Custom forward server
If you need to specify a DNS server to resolve domains in the cluster, configure as follows:
apiVersion: v1
kind: ConfigMap
metadata:
name: coredns-custom
namespace: kube-system
data:
test.server: | # you may select any name here, but it must end with the .server file extension
.com:8053 {
forward foo.com 1.1.1.1
forward . 2.2.2.2
}
Where 1.1.1.1 and 2.2.2.2 are DNS servers you define. forward . 2.2.2.2 means CoreDNS will send resolution requests for *.com domains to DNS server 2.2.2.2.
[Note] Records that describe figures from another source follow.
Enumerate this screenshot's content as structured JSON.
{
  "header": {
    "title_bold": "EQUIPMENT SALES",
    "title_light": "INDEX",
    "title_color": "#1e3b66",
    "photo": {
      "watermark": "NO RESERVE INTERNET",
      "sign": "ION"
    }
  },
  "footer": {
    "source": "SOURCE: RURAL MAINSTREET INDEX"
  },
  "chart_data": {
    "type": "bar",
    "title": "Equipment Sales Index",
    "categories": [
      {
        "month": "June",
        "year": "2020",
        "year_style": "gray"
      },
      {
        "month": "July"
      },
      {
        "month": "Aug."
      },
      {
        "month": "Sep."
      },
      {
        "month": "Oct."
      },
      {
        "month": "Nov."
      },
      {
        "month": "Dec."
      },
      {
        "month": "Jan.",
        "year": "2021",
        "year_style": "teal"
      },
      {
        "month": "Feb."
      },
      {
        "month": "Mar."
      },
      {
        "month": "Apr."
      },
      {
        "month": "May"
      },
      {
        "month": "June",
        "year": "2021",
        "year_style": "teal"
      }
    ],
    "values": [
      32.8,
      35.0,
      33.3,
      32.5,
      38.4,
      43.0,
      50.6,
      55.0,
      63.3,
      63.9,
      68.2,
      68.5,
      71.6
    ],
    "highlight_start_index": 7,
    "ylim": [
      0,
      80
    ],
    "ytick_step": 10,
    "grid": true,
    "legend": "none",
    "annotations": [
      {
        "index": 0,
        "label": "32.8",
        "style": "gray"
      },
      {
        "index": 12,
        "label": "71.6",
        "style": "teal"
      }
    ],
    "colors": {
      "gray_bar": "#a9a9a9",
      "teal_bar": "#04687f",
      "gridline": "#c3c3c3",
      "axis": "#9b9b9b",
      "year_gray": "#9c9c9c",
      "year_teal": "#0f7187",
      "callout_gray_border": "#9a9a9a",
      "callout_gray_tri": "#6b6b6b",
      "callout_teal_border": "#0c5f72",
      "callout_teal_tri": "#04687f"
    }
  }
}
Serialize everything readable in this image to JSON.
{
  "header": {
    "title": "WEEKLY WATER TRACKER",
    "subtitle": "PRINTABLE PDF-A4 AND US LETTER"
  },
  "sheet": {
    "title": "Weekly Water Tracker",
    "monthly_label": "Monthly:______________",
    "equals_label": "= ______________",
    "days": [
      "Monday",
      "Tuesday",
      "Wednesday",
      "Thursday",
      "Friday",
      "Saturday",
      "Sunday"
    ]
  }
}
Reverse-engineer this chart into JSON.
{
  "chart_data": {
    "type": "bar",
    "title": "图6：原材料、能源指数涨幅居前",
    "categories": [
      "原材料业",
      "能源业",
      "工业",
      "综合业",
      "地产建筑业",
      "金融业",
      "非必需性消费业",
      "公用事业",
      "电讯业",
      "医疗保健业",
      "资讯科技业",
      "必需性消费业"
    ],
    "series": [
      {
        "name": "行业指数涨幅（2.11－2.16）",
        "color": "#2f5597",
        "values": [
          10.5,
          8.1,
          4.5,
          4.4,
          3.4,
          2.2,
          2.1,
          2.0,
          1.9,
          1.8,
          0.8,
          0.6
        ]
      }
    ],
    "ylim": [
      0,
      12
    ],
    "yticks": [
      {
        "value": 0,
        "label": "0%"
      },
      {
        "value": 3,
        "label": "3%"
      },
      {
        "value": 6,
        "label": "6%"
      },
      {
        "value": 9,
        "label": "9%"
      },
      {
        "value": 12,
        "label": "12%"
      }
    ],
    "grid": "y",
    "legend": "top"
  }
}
After applying, delete the 2 CoreDNS pods in the kube-system namespace to reload the ConfigMap configuration.
Custom domains
If you want to configure a custom domain that can only be resolved internally within the cluster (for example, resolving the domain puglife.local, which is not a valid public domain), without a coredns-custom ConfigMap the M-FKE cluster will not be able to resolve it. Configure as follows:
apiVersion: v1
kind: ConfigMap
metadata:
name: coredns-custom
namespace: kube-system
data:
puglife.server: | # you may select any name here, but it must end with the .server file extension
puglife.local:8053 {
errors
cache 30
forward . 192.11.0.1 # this is my test/dev DNS server
}
After applying, delete the 2 CoreDNS pods in the kube-system namespace to reload the ConfigMap configuration.
Stub domain
CoreDNS can be configured with a stub domain as follows. Make sure to update the custom domain and IP address to match the values in your infrastructure environment:
apiVersion: v1
kind: ConfigMap
metadata:
name: coredns-custom
namespace: kube-system
data:
test.server: | # you may select any name here, but it must end with the .server file extension
abc.com:8053 {
errors
cache 30
forward . 1.2.3.4
}
my.cluster.local:8053 {
errors
cache 30
forward . 2.3.4.5
}
After applying, delete the 2 CoreDNS pods in the kube-system namespace to reload the ConfigMap configuration.
Hosts plugin
You can use CoreDNS to add custom DNS records as follows:
apiVersion: v1
kind: ConfigMap
metadata:
name: coredns-custom # this is the name of the configmap you can overwrite with your changes
namespace: kube-system
data:
test.override: | # you may select any name here, but it must end with the .override file extension
hosts {
10.0.0.1 example1.org
10.0.0.2 example2.org
10.0.0.3 example3.org
fallthrough
}
After applying, delete the 2 CoreDNS pods in the kube-system namespace to reload the ConfigMap configuration.